I disagree, but I wanted to hear the thoughts of my fellow Chapos

  • BynarsAreOk [none/use name]
    ·
    4 years ago

    The more I study economics the more I realize is that unless the person is a Marxist economist he will almost certainly have no fucking idea what he is talking about, and if he happens to be right it should be seen as a miracle.

    When it comes to random people talking about China's economic policies you can be sure they have the most superficial analysis possible, you know something something government controls therefore authoritarian, if capitalist therefore authoritarian capitalist, great me great thinker yes yes.

    As you pointed out in China the government controls a large part of the economy, Marxist economist Michael Roberts is someone I like to quote whenever possible.

    I remind readers of the study I made a few years ago of the extent of state assets and investment in China compared to any other country. It showed that China has a stock of public sector assets worth 150% of annual GDP; only Japan has anything like that amount at 130%. Every other major capitalist economy has less than 50% of GDP in public assets. Every year, China’s public investment to GDP is around 16% compared to 3-4% in the US and the UK. And here is the killer figure. There are nearly three times as much stock of public productive assets to private capitalist sector assets in China. In the US and the UK, public assets are less than 50% of private assets. Even in ‘mixed economy’ India or Japan, the ratio of public to private assets is no more than 75%. This shows that in China public ownership in the means of production is dominant – unlike any other major economy.

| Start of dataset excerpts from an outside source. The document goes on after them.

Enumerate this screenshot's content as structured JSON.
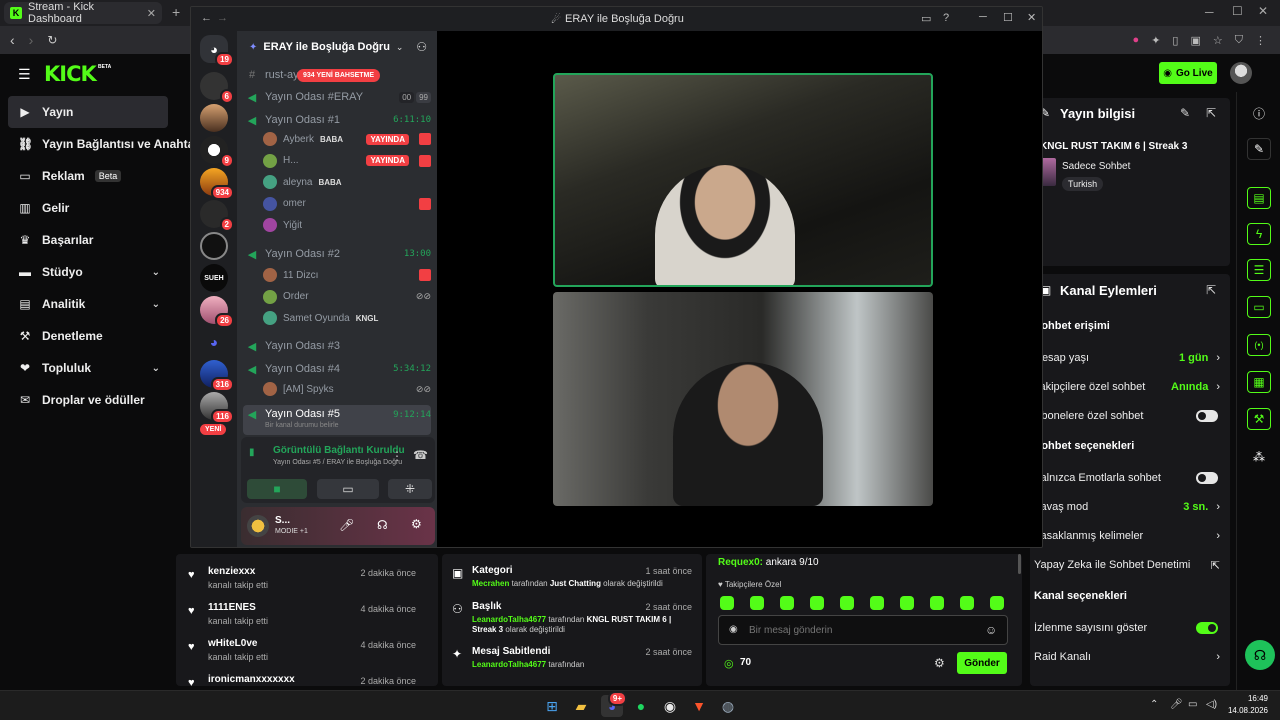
{
  "browser": {
    "tab_title": "Stream - Kick Dashboard",
    "new_tab": "+"
  },
  "kick": {
    "logo": "KICK",
    "logo_sup": "BETA",
    "go_live": "Go Live",
    "sidebar": [
      {
        "label": "Yayın",
        "icon": "broadcast-icon",
        "active": true
      },
      {
        "label": "Yayın Bağlantısı ve Anahtarı",
        "icon": "link-icon"
      },
      {
        "label": "Reklam",
        "icon": "ad-icon",
        "badge": "Beta"
      },
      {
        "label": "Gelir",
        "icon": "revenue-icon"
      },
      {
        "label": "Başarılar",
        "icon": "trophy-icon"
      },
      {
        "label": "Stüdyo",
        "icon": "studio-icon",
        "expandable": true
      },
      {
        "label": "Analitik",
        "icon": "analytics-icon",
        "expandable": true
      },
      {
        "label": "Denetleme",
        "icon": "moderation-icon"
      },
      {
        "label": "Topluluk",
        "icon": "community-icon",
        "expandable": true
      },
      {
        "label": "Droplar ve ödüller",
        "icon": "gift-icon"
      }
    ],
    "stream_info": {
      "heading": "Yayın bilgisi",
      "title": "KNGL RUST TAKIM 6 | Streak 3",
      "category": "Sadece Sohbet",
      "tag": "Turkish"
    },
    "channel_actions": {
      "heading": "Kanal Eylemleri",
      "chat_access": "Sohbet erişimi",
      "rows_access": [
        {
          "label": "Hesap yaşı",
          "value": "1 gün"
        },
        {
          "label": "Takipçilere özel sohbet",
          "value": "Anında"
        },
        {
          "label": "Abonelere özel sohbet",
          "toggle": false
        }
      ],
      "chat_options": "Sohbet seçenekleri",
      "rows_options": [
        {
          "label": "Yalnızca Emotlarla sohbet",
          "toggle": false
        },
        {
          "label": "Yavaş mod",
          "value": "3 sn."
        },
        {
          "label": "Yasaklanmış kelimeler"
        },
        {
          "label": "Yapay Zeka ile Sohbet Denetimi"
        }
      ],
      "channel_options": "Kanal seçenekleri",
      "rows_channel": [
        {
          "label": "İzlenme sayısını göster",
          "toggle": true
        },
        {
          "label": "Raid Kanalı"
        }
      ]
    },
    "followers": [
      {
        "name": "kenziexxx",
        "action": "kanalı takip etti",
        "time": "2 dakika önce"
      },
      {
        "name": "1111ENES",
        "action": "kanalı takip etti",
        "time": "4 dakika önce"
      },
      {
        "name": "wHiteL0ve",
        "action": "kanalı takip etti",
        "time": "4 dakika önce"
      },
      {
        "name": "ironicmanxxxxxxx",
        "action": "",
        "time": "2 dakika önce"
      }
    ],
    "activity": [
      {
        "title": "Kategori",
        "time": "1 saat önce",
        "user": "Mecrahen",
        "mid": " tarafından ",
        "hl": "Just Chatting",
        "tail": " olarak değiştirildi"
      },
      {
        "title": "Başlık",
        "time": "2 saat önce",
        "user": "LeanardoTalha4677",
        "mid": " tarafından ",
        "hl": "KNGL RUST TAKIM 6 | Streak 3",
        "tail": " olarak değiştirildi"
      },
      {
        "title": "Mesaj Sabitlendi",
        "time": "2 saat önce",
        "user": "LeanardoTalha4677",
        "mid": " tarafından",
        "hl": "",
        "tail": ""
      }
    ],
    "chat": {
      "last_user": "Requex0:",
      "last_msg": " ankara 9/10",
      "followers_only": "Takipçilere Özel",
      "placeholder": "Bir mesaj gönderin",
      "points": "70",
      "send": "Gönder"
    }
  },
  "discord": {
    "window_title": "ERAY ile Boşluğa Doğru",
    "server_name": "ERAY ile Boşluğa Doğru",
    "mention_pill": "934 YENİ BAHSETME",
    "new_pill": "YENİ",
    "server_badges": [
      "19",
      "6",
      "9",
      "934",
      "2",
      "",
      "",
      "26",
      "",
      "316",
      "116"
    ],
    "channels": [
      {
        "name": "rust-ayar",
        "type": "text"
      },
      {
        "name": "Yayın Odası #ERAY",
        "type": "voice",
        "counts": [
          "00",
          "99"
        ]
      },
      {
        "name": "Yayın Odası #1",
        "type": "voice",
        "time": "6:11:10"
      },
      {
        "name": "Yayın Odası #2",
        "type": "voice",
        "time": "13:00"
      },
      {
        "name": "Yayın Odası #3",
        "type": "voice"
      },
      {
        "name": "Yayın Odası #4",
        "type": "voice",
        "time": "5:34:12"
      },
      {
        "name": "Yayın Odası #5",
        "type": "voice",
        "time": "9:12:14",
        "status": "Bir kanal durumu belirle"
      }
    ],
    "room1_users": [
      {
        "name": "Ayberk",
        "tag": "BABA",
        "live": "YAYINDA"
      },
      {
        "name": "H...",
        "live": "YAYINDA"
      },
      {
        "name": "aleyna",
        "tag": "BABA"
      },
      {
        "name": "omer"
      },
      {
        "name": "Yiğit"
      }
    ],
    "room2_users": [
      {
        "name": "11 Dizcı"
      },
      {
        "name": "Order"
      },
      {
        "name": "Samet Oyunda",
        "tag": "KNGL"
      }
    ],
    "room4_users": [
      {
        "name": "[AM] Spyks"
      }
    ],
    "voice": {
      "status": "Görüntülü Bağlantı Kuruldu",
      "location": "Yayın Odası #5 / ERAY ile Boşluğa Doğru"
    },
    "self": {
      "name": "S...",
      "sub": "MODIE +1"
    }
  },
  "taskbar": {
    "time": "16:49",
    "date": "14.08.2026",
    "discord_badge": "9+"
  },
  "colors": {
    "kick_green": "#53fc18",
    "discord_red": "#f23f43",
    "discord_green": "#23a55a"
  }
}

    And now the IMF has published new data that confirm that analysis. China has public capital stock near 160% of GDP, way more than anywhere else. But note that this public sector stock has been falling faster than even the neo-liberal Western economies. The capitalist mode of production may not be dominant in China, but it is growing fast.

    Of course China's socialism by 2050 and other plans may not pan out or capitalism may develop even further in China despite our hopes, but to say that China is the "future of capitalism" is unimaginably misinformed as to be laughable, the structural, political and economical changes necessary for western capitalist countries to adapt to the Chinese "model" would be akin to a revolution in of itself and this never happened even after WW2.